En 1900, le poète alla présider à Rouen l’inauguration du buste de Maupassant. Albert Sorel l’accompagnait. Sorel, ce beau Normand, si sage, plein de cœur, fier de sa petite patrie et de la grande, qu’il a l’une et l’autre pieusement servies. Sorel nous a conté plusieurs fois leur voyage émouvant. Durant le trajet, Heredia parla de son arrière-grand-père maternel le président d’Ouville : « Eh bien, disait Sorel, mon arrière-grand-père maternel à moi a dû plaider devant le vôtre au parlement de Normandie. » La circonstance les émut, car ils n’étaient plus jeunes. Ils causèrent fraternellement des choses d’autrefois. Et le poète, très sobre à l’ordinaire de détails privés, raconta qu’il avait consacré ses liens normands en élevant une tombe à sa mère sur cette colline de Bon-Secours où ils allaient honorer Maupassant. « Je compris, a raconté Sorel, que ce jour-là, de ces hauteurs où flotte éternellement un voile de brume, Heredia voudrait contempler les ombres du passé et chercher la lumière d’au delà. » Qu’ils sont sympathiques, ces deux grands pèlerins chez qui les honneurs officiels n’étouffent pas des cœurs de poètes et qui, près de s’effacer eux-mêmes, s’entretiennent à voix basse de leurs morts. Ils arrivent et font tout le convenable. Heredia dit avec magnificence l’éloge de Maupassant et de la terre normande. Puis, la cérémonie achevée et le public disparu, les deux académiciens quittent le romancier, leur frère de race et de gloire ; ils s’éloignent de celui auquel ils ont rendu l’hommage qu’eux-mêmes ne doivent plus attendre longtemps. Ils gravissent ensemble les allées du petit cimetière qui rampe et s’accroche au versant de la pieuse colline. Heredia va s incliner sur la tombe de sa mère. Il se recueille dans des pensées de vénération, qu’il est permis de supposer : « L’âme que j’ai reçue des miens et que j’ai transmise à mes filles, ai-je su dans mon poème la manifester noble, fière et digne de ma race espagnole ? Trouvera-t-elle, après ma mort, une sûre hospitalité dans les mémoires françaises ? Si j’ai cette double confiance, c’est d’un cœur tranquille que j’irai m’étendre auprès de ma mère dans la sainte terre normande. »
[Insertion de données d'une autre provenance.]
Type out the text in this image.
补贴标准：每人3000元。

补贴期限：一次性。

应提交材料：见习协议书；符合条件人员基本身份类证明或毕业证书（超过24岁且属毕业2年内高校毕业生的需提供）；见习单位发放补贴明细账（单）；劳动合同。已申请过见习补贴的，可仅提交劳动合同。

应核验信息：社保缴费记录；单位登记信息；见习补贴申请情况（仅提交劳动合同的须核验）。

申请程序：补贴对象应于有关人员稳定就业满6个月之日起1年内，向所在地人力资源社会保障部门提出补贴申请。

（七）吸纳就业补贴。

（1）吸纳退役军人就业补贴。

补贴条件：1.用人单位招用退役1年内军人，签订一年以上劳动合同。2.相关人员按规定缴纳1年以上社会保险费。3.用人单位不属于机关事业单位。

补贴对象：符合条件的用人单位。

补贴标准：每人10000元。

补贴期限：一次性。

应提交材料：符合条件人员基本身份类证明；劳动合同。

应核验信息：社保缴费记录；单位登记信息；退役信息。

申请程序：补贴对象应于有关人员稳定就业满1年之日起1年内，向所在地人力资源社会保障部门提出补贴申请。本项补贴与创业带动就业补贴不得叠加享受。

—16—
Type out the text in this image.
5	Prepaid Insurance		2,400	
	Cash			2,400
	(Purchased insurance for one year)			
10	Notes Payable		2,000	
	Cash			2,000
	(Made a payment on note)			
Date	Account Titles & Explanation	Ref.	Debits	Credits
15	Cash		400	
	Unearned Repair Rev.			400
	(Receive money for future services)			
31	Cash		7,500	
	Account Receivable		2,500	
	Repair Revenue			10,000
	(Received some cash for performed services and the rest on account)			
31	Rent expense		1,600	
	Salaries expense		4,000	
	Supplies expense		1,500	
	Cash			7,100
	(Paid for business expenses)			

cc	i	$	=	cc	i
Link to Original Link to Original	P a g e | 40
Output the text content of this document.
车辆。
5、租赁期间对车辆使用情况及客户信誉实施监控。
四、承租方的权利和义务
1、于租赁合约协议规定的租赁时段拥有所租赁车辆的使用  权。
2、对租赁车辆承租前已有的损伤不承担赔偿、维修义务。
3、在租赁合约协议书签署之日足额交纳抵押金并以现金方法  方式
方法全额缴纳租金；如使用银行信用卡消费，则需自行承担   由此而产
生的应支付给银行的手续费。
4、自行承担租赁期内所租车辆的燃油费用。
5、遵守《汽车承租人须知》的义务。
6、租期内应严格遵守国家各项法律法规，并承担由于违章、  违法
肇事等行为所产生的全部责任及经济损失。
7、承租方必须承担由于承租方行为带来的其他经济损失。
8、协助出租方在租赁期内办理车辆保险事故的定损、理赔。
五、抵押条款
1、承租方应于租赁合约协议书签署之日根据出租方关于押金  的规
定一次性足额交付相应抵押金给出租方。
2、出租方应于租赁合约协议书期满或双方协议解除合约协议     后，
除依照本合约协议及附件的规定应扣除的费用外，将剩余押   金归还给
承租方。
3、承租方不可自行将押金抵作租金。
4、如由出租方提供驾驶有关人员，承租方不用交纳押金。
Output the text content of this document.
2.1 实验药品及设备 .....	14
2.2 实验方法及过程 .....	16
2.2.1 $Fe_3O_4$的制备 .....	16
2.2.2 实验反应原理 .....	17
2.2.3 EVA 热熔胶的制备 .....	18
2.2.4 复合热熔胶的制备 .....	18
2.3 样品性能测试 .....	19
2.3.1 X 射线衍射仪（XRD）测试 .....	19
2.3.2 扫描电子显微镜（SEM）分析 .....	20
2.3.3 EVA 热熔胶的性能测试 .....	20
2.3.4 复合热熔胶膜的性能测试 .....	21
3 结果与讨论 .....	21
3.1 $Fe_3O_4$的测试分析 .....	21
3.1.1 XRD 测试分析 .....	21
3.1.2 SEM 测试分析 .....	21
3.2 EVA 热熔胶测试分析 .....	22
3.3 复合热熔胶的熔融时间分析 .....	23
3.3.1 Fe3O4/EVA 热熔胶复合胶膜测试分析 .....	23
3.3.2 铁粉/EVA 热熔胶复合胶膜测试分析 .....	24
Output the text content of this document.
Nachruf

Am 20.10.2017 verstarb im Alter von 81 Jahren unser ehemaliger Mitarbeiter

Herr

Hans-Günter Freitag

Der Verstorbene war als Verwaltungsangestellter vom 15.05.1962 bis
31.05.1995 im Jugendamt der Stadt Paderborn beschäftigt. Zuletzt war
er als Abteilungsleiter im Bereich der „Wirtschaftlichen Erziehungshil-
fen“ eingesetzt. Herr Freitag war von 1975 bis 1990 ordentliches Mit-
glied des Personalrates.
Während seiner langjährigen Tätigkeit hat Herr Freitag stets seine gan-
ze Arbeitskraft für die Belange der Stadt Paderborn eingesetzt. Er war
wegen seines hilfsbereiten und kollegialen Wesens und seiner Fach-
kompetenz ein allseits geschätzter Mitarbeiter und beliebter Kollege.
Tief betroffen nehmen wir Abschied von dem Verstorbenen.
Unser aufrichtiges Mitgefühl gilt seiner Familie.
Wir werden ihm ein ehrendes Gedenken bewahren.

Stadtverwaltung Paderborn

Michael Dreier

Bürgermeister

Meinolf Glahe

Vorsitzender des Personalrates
Ainsi médita, je le crois, votre confrère, par une froide matinée de printemps, sur cette colline de Bon-Secours, « où les morts aimés sont plus proches du ciel ». Et maintenant il dort auprès de celle qui l’avait préparé pour nous aimer et nous servir. Le fils des Conquistadors repose sous le ciel où le vent dispersa les cendres de Jeanne d’Arc. Sa tombe accroît encore la spiritualité de ce Rouen, où l’auteur du Cid enseigna l’art des vers à Jacqueline Pascal. Le sang et l’imagination des nobles Heredia sont décidément incorporés à la France. José-Maria nous laisse un chef-d’œuvre immortel et toute une famille d’artistes, où, sous les traits d’une jeune vivante, chacun croit voir la poésie.